Susie Harris, head of business development, sets out the case for EIS over VCTs. A version of this blog appeared in Wealth Briefing

Why EIS has so much to offer

Recent fund-raising figures have proven that VCT continues to enjoy a solid place in a diversified client portfolio, with figures released by HMRC in December showing a 33% increase in income tax relief claimed via VCT between the 2016/17 and 2017/18 tax years and VCT fundraising at its highest levels in over a decade.

HMRC and other industry commentators link this increase largely to the continuing impact of pension changes and investors’ need to find alternative means of saving tax-efficiently for retirement. But we seem to be ignoring the fact that an alternative solution to VCT exists – and it’s one that comes with a much broader range of tax benefits and greater potential for real returns on investment: EIS.

The persistent perception that EIS is riskier and therefore suitable for fewer investors than VCT ignores the wide-ranging benefits afforded by the structure and its natural position as a complementary planning mechanism.

Greater potential for upside returns; downside underwritten

Whilst VCTs offer diversification across a greater number of underlying companies, this spread can limit upside potential for investors given the large portfolio.

On the other hand EIS investors will typically be diversified across 5-15 companies, meaning that there is a greater proportion of their funds invested in each investee company and therefore greater potential for participation in successes.

And whilst diversification within a VCT means it is often championed as the lower risk investment option, this ignores the fact that EIS investors are able to claim loss relief.

For an additional rate taxpayer, this reduces potential exposure to loss to just 38.5% of the original capital invested. The government is effectively underwriting a large chunk of the risk.

A multi-purpose planning tool

Income tax, capital gains tax, inheritance tax: few investment structures tick as many planning boxes as EIS and enjoy such flexibility around the application of these reliefs:

  • Income tax relief can be used in the year of investment or carried back to a prior year;
  • Existing capital gains can be deferred indefinitely;
  • Gains within the EIS portfolio are free of CGT;
  • Loss relief can be offset against income as well as capital gains;
  • Once held for two years, EIS investments are free of IHT.

All this combined with much higher maximum investment limits over VCT (particularly for Knowledge Intensive Companies).

Impact of combined EIS reliefs

Let’s take the example of a client selling a buy-to-let property with a £100,000 gain. If invested into EIS, this gain not only results in £30,000 initial income tax relief but a deferral of the £28,000 CGT liability. This liability can be deferred indefinitely by reinvesting future proceeds back into EIS investments – gaining 30% initial tax relief on each reinvestment.

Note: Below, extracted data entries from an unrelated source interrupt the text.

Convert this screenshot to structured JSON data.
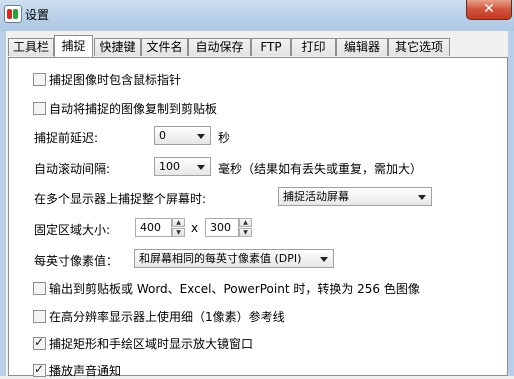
{
  "window": {
    "title": "设置",
    "close_glyph": "✕"
  },
  "tabs": [
    "工具栏",
    "捕捉",
    "快捷键",
    "文件名",
    "自动保存",
    "FTP",
    "打印",
    "编辑器",
    "其它选项"
  ],
  "active_tab": "捕捉",
  "options": {
    "include_cursor": {
      "label": "捕捉图像时包含鼠标指针",
      "checked": false
    },
    "copy_to_clipboard": {
      "label": "自动将捕捉的图像复制到剪贴板",
      "checked": false
    },
    "delay": {
      "label": "捕捉前延迟:",
      "value": "0",
      "unit": "秒"
    },
    "scroll_interval": {
      "label": "自动滚动间隔:",
      "value": "100",
      "unit": "毫秒（结果如有丢失或重复，需加大）"
    },
    "multi_monitor": {
      "label": "在多个显示器上捕捉整个屏幕时:",
      "value": "捕捉活动屏幕"
    },
    "fixed_size": {
      "label": "固定区域大小:",
      "width": "400",
      "separator": "x",
      "height": "300"
    },
    "dpi": {
      "label": "每英寸像素值：",
      "value": "和屏幕相同的每英寸像素值 (DPI)"
    },
    "convert_256": {
      "label": "输出到剪贴板或 Word、Excel、PowerPoint 时，转换为 256 色图像",
      "checked": false
    },
    "thin_lines": {
      "label": "在高分辨率显示器上使用细（1像素）参考线",
      "checked": false
    },
    "magnifier": {
      "label": "捕捉矩形和手绘区域时显示放大镜窗口",
      "checked": true
    },
    "sound": {
      "label": "播放声音通知",
      "checked": true
    }
  }
}
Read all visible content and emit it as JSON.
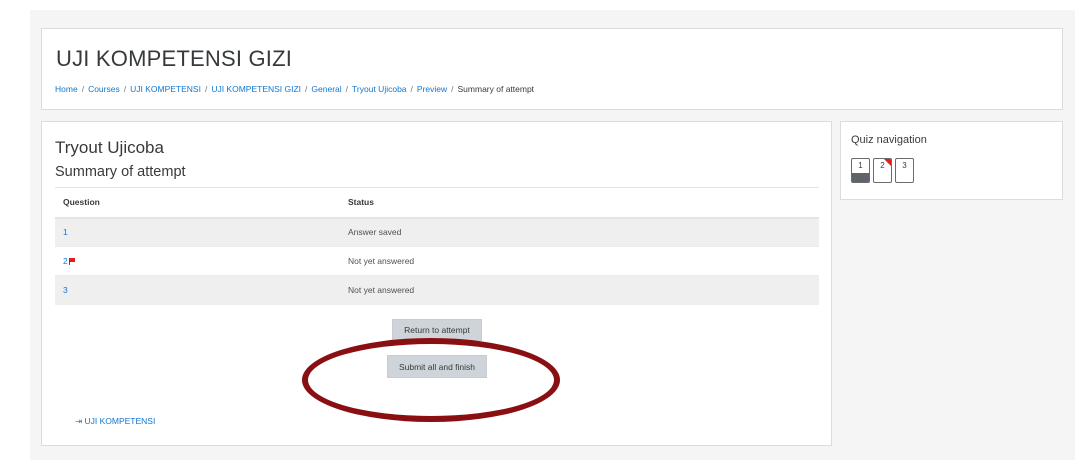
{
  "header": {
    "course_title": "UJI KOMPETENSI GIZI",
    "breadcrumb": [
      "Home",
      "Courses",
      "UJI KOMPETENSI",
      "UJI KOMPETENSI GIZI",
      "General",
      "Tryout Ujicoba",
      "Preview"
    ],
    "breadcrumb_current": "Summary of attempt",
    "breadcrumb_separator": "/"
  },
  "main": {
    "quiz_name": "Tryout Ujicoba",
    "heading": "Summary of attempt",
    "table": {
      "headers": [
        "Question",
        "Status"
      ],
      "rows": [
        {
          "question": "1",
          "status": "Answer saved",
          "flagged": false
        },
        {
          "question": "2",
          "status": "Not yet answered",
          "flagged": true
        },
        {
          "question": "3",
          "status": "Not yet answered",
          "flagged": false
        }
      ]
    },
    "return_button": "Return to attempt",
    "submit_button": "Submit all and finish",
    "back_link": "UJI KOMPETENSI",
    "back_link_icon": "arrow-right-to-bar-icon",
    "highlight_color": "#8a0f12"
  },
  "quiz_navigation": {
    "title": "Quiz navigation",
    "buttons": [
      {
        "label": "1",
        "state": "answered"
      },
      {
        "label": "2",
        "state": "flagged"
      },
      {
        "label": "3",
        "state": "not-answered"
      }
    ]
  },
  "colors": {
    "link": "#1177d1",
    "button_bg": "#ced4da",
    "flag": "#e0201c"
  }
}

On the death of the client, the CGT dies with them. Given EIS investments are IHT-free, this investment has therefore potentially benefited from: 30% initial tax relief, 28% CGT and 40% IHT – a combined tax benefit of 98%!

Clearly the returns must justify the risk – and there is a risk the EIS investment fails and the investor is left with a crystallised CGT liability (albeit with loss relief available in the year of exit). But there are few instances where an adviser is able to deliver quite such a comprehensive list of benefits.

Timing EIS right

While there is a collection of EIS managers with good, relevant track records, delivering attractive growth returns, like everything in life, timing is important. The most credible EIS managers, by third party research scores, will be deploying capital over a 12 to 18-month period.

That means, if you are looking to use EIS for CGT deferral purposes, this deployment lag needs to be factored into the three-year window to invest in EIS after realisation of the gain.

As an example, Parkwalk, set to be the largest EIS fund again in 2019/20, take an average of 12 months fully to invest subscriptions. Despite this being one of the shortest deployment timeframes in the market, that means any gains made before early 2018 are unlikely to be invested in EIS investments in time.

Likewise, the earlier in the year EIS subscriptions are made, the more will be available for carry-back to the prior year, which simplifies tax planning. So, if you can, don’t wait to have EIS conversations with clients.

Given the continuing increase in IHT receipts since 2009, the record £9.2bn in CGT receipts in 2018/19 and the fact that pension limits continue to bite, it is no wonder EIS, as the only solution which addresses all of these issues, continues to play an increasingly important part in the tax planning process.